The deepening crisis in the non-baking finance companies space may help commercial banks re-emerge as a primary source of lending for companies, as the former fight for survival under more regulatory glare, says a report.
The deepening crisis in the non-baking finance companies space may help commercial banks re-emerge as a primary source of lending for companies, as the former fight for survival under more regulatory glare, says a report. The “genesis” of the crisis at non-banking finance companies (NBFCs) like infra lender IL&FS is the rapid pace of rise in their share in financial intermediation since 2014, when commercial banks began battling NPAs, notes Singaporean brokerage DBS in a report.
“In FY19, we see a likelihood that the share of domestic banks will re-emerge as a primary source of funding to the commercial sector, over bond markets and non-bank entities,” it says. Banks will achieve this despite as many as 11 state-run lenders are under the prompt corrective action initiated by the Reserve Bank which comes with curbs in lending, it says.
This will be possible because of rising markets-based borrowing costs, tighter liquidity conditions and the efforts undertaken to resolve asset quality issues, as per the report. In FY17, the share of bank funding to the commercial sector dropped to 34 per cent from 55 in the previous year and has come back to 50 per cent in FY18, it said.

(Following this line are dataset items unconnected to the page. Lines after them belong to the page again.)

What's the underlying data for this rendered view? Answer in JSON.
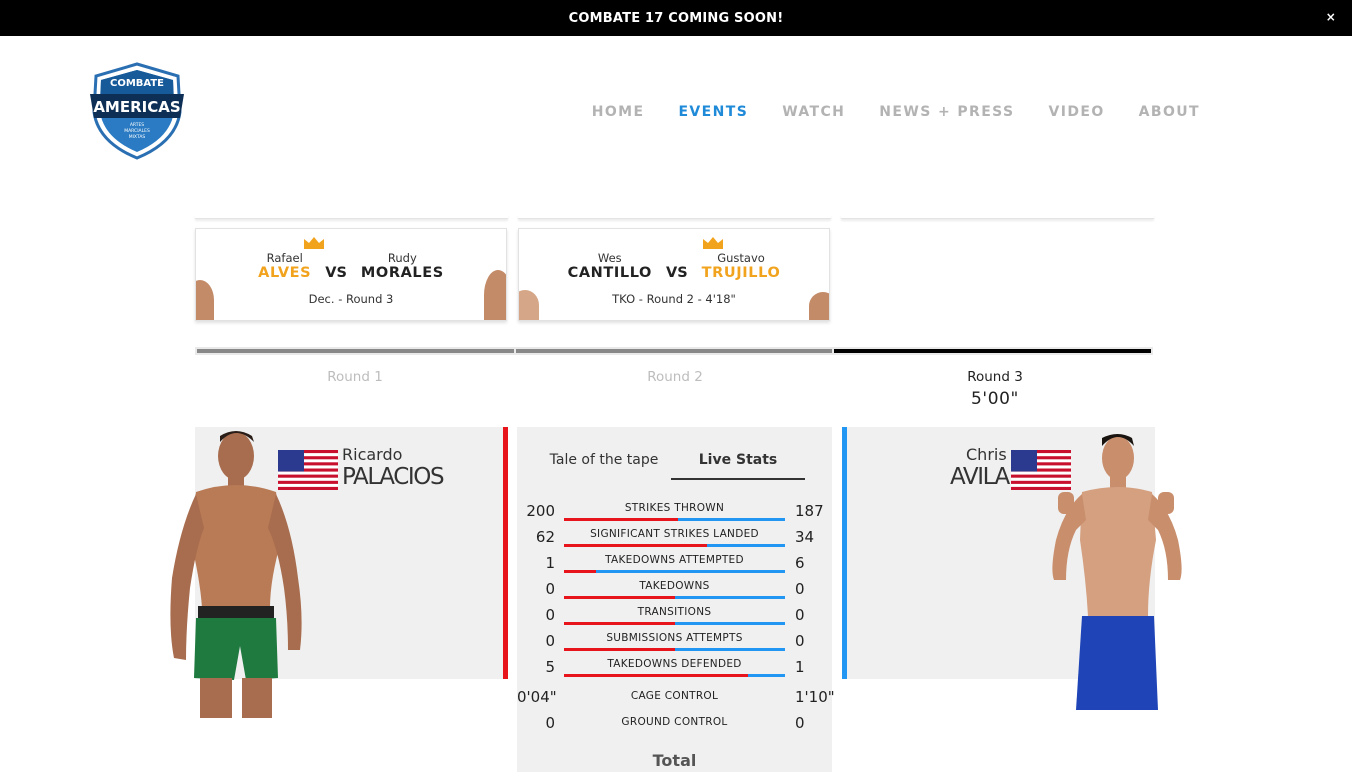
{
  "banner": {
    "text": "COMBATE 17 COMING SOON!",
    "close": "×"
  },
  "logo": {
    "line1": "COMBATE",
    "line2": "AMERICAS",
    "line3": "ARTES",
    "line4": "MARCIALES",
    "line5": "MIXTAS"
  },
  "nav": [
    {
      "label": "HOME",
      "active": false
    },
    {
      "label": "EVENTS",
      "active": true
    },
    {
      "label": "WATCH",
      "active": false
    },
    {
      "label": "NEWS + PRESS",
      "active": false
    },
    {
      "label": "VIDEO",
      "active": false
    },
    {
      "label": "ABOUT",
      "active": false
    }
  ],
  "fight_cards": [
    {
      "left_first": "Rafael",
      "left_last": "ALVES",
      "left_winner": true,
      "vs": "VS",
      "right_first": "Rudy",
      "right_last": "MORALES",
      "right_winner": false,
      "result": "Dec. - Round 3"
    },
    {
      "left_first": "Wes",
      "left_last": "CANTILLO",
      "left_winner": false,
      "vs": "VS",
      "right_first": "Gustavo",
      "right_last": "TRUJILLO",
      "right_winner": true,
      "result": "TKO - Round 2 - 4'18\""
    }
  ],
  "rounds": [
    {
      "label": "Round 1",
      "active": false
    },
    {
      "label": "Round 2",
      "active": false
    },
    {
      "label": "Round 3",
      "active": true,
      "time": "5'00\""
    }
  ],
  "fighter_left": {
    "first": "Ricardo",
    "last": "PALACIOS",
    "corner_color": "#e8141b",
    "flag": "us-flag"
  },
  "fighter_right": {
    "first": "Chris",
    "last": "AVILA",
    "corner_color": "#2196f3",
    "flag": "us-flag"
  },
  "tabs": [
    {
      "label": "Tale of the tape",
      "active": false
    },
    {
      "label": "Live Stats",
      "active": true
    }
  ],
  "stats": [
    {
      "label": "STRIKES THROWN",
      "left": "200",
      "right": "187",
      "bar": true,
      "red_fraction": 0.517
    },
    {
      "label": "SIGNIFICANT STRIKES LANDED",
      "left": "62",
      "right": "34",
      "bar": true,
      "red_fraction": 0.646
    },
    {
      "label": "TAKEDOWNS ATTEMPTED",
      "left": "1",
      "right": "6",
      "bar": true,
      "red_fraction": 0.143
    },
    {
      "label": "TAKEDOWNS",
      "left": "0",
      "right": "0",
      "bar": true,
      "red_fraction": 0.5
    },
    {
      "label": "TRANSITIONS",
      "left": "0",
      "right": "0",
      "bar": true,
      "red_fraction": 0.5
    },
    {
      "label": "SUBMISSIONS ATTEMPTS",
      "left": "0",
      "right": "0",
      "bar": true,
      "red_fraction": 0.5
    },
    {
      "label": "TAKEDOWNS DEFENDED",
      "left": "5",
      "right": "1",
      "bar": true,
      "red_fraction": 0.833
    },
    {
      "label": "CAGE CONTROL",
      "left": "0'04\"",
      "right": "1'10\"",
      "bar": false
    },
    {
      "label": "GROUND CONTROL",
      "left": "0",
      "right": "0",
      "bar": false
    }
  ],
  "total_label": "Total",
  "colors": {
    "accent_blue": "#1f8ad8",
    "winner_gold": "#f2a31d",
    "red_corner": "#e8141b",
    "blue_corner": "#2196f3"
  }
}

The non-banking finance companies thrived on ample support from global funds and lighter regulations, but they are likely to face greater scrutiny now. They rely heavily on the wholesale markets for their borrowings which have seen a rise in yields, the report stated.
The note also says the excess borrowing over the past few years has also increased their leverage ratios which will limit the extent of support they can give to the commercial sector. For commercial banks, the note says NPAs are likely to peak by March helped by the introduction of bankruptcy laws and write-offs, but resolution of the dud assets will take a longer time.